The thin woman wasn’t happy to hear this.
“What’s your name?” she said.
“Alice Vega.”
“What’s that?”
“Alice Vega. V-E-G-A.”
Vega watched the woman write on a pad, “Alice Veja.”
“Does he know what this is in regards to?”
“I have some information about the Brandt girls.”
Vega watched the woman’s eyes go wide but only a little. She picked up the phone and dialed three numbers. She cupped her hand around the receiver to create a little shield.
“Alice Vay-zha is here to see you. She has information about the Brandt girls? Yeah, okay.”
She hung up and said, “Someone’s going to come down for you.”
“Thanks.”
Vega waited. Clock on the wall said 9:17.
A cop with a shaved head and heavy eyes came down the stairs. Plainclothes, white shirt and brown pants, comfortable shoes. A look of either apathy or exhaustion. Around six feet tall. Vega could have picked him out as a cop in a dark movie theater.
“You here for the Captain?”
“Yes.”
He turned around and started walking back the way he had come, up the stairs.
“You in town for long?” he said, still facing forward.
“A little while,” said Vega.
“How long, do you know?”
It didn’t exactly sound like he was accusing her of something, but that he might be starting soon.
“Not sure yet,” she said.
“Oh yeah?” he said, a little dare.
Vega guessed he wasn’t crazy about the idea of her being in town at all. She was a quarter Mexican with dark hair and light eyes, her skin fair but easily tanned; she looked more ethnic depending on the day. Maybe this was one of those days, and maybe he didn’t like that.
Or maybe he just didn’t like strangers.
They came to the second floor, full of cubicles and cops, plainclothes and uniforms, phones ringing, one man yelling over another to be heard, a snap of laughter.
“It’s a nice place,” the cop said. “You’ll enjoy it more than you think.”
“Sure.”
They stopped in front of a glass door, and the cop opened it and showed Vega in.
The man behind the desk was on the phone. He said, “I’ll call you back,” and hung up.
“Hi, Miss Vega, right?” he said, coming toward her. “Greg Hollows. Everyone calls me Junior.”
He shook her hand, then pointed at the cop who had brought her. “You’ve met Detective Ralz.”
“Sure.”
Ralz left without a sound.
“Please, have a seat.”
Vega sat in a chair opposite the desk.
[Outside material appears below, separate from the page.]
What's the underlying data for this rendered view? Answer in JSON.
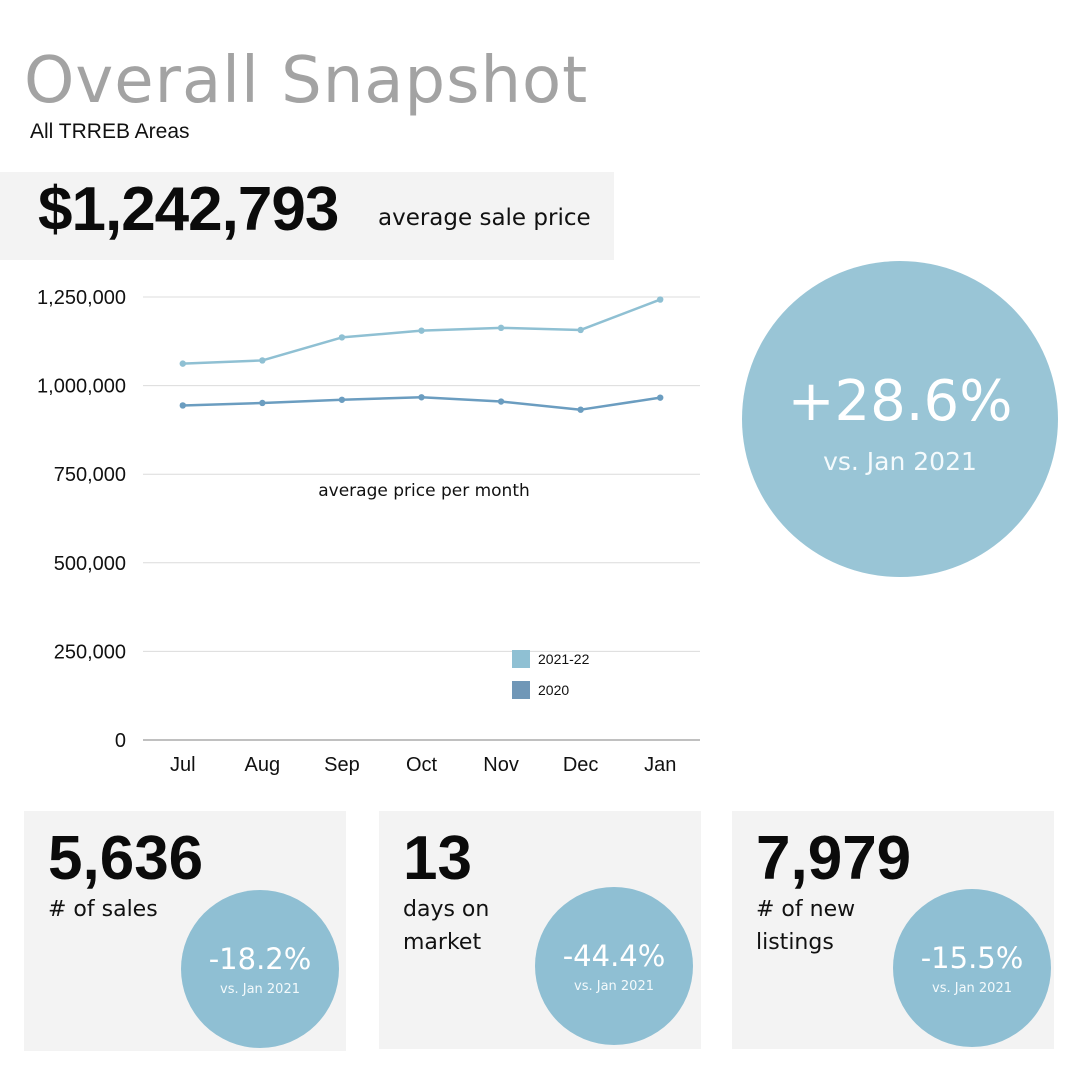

She glanced up at the ceiling, peeling paint in the corners. The radiator under the one window made crackling noises.
Hollows did not sit. He leaned backward against his desk so he was standing over her. He had a boyish face, big blue eyes and hair a little long in the front that she suspected he would have to constantly push back from his forehead, boyishly.
He smiled at her.
“When you get into town?”
He asked like he was an old friend, someone she had run into at a high school reunion, making chitchat over a beer.
“Last night.”
“What do you think of Denville?”
“It’s fine.”
“It’s a nice place to live.”
“That’s what I hear.”
“Planning on staying long?”
“A few days.”
“That’s all it’ll take, huh?”
“That’s all what will take?”
Hollows scratched his chin and then laughed gently. He leaned down so his face was close to her ear.
“I know who you are, Miss Vega. And I know why you’re here.”
Then he went back behind his desk, sat down.
“I had a chat with Maggie Shambley this morning. She’s a nice lady.”
Vega said nothing.
“I know she hired you to find the Brandt girls.”
They stared at each other. They waited.
He rubbed his eyes and said, “I’m glad you came to see me. Because I would’ve come to see you this afternoon. I have every man in my shop working the Brandt case around the clock. They are capable, professional, and determined, and they will find these girls. We have no need for a private detective here.”
He paused.
“I realize you have special skills.”
He turned to his computer and tapped a key, then swiveled the screen toward Vega. She saw an old photo alongside an article. It was her and Sheriff Colson with Ethan Moreno and his parents.
“You’re pretty famous out in California, huh?”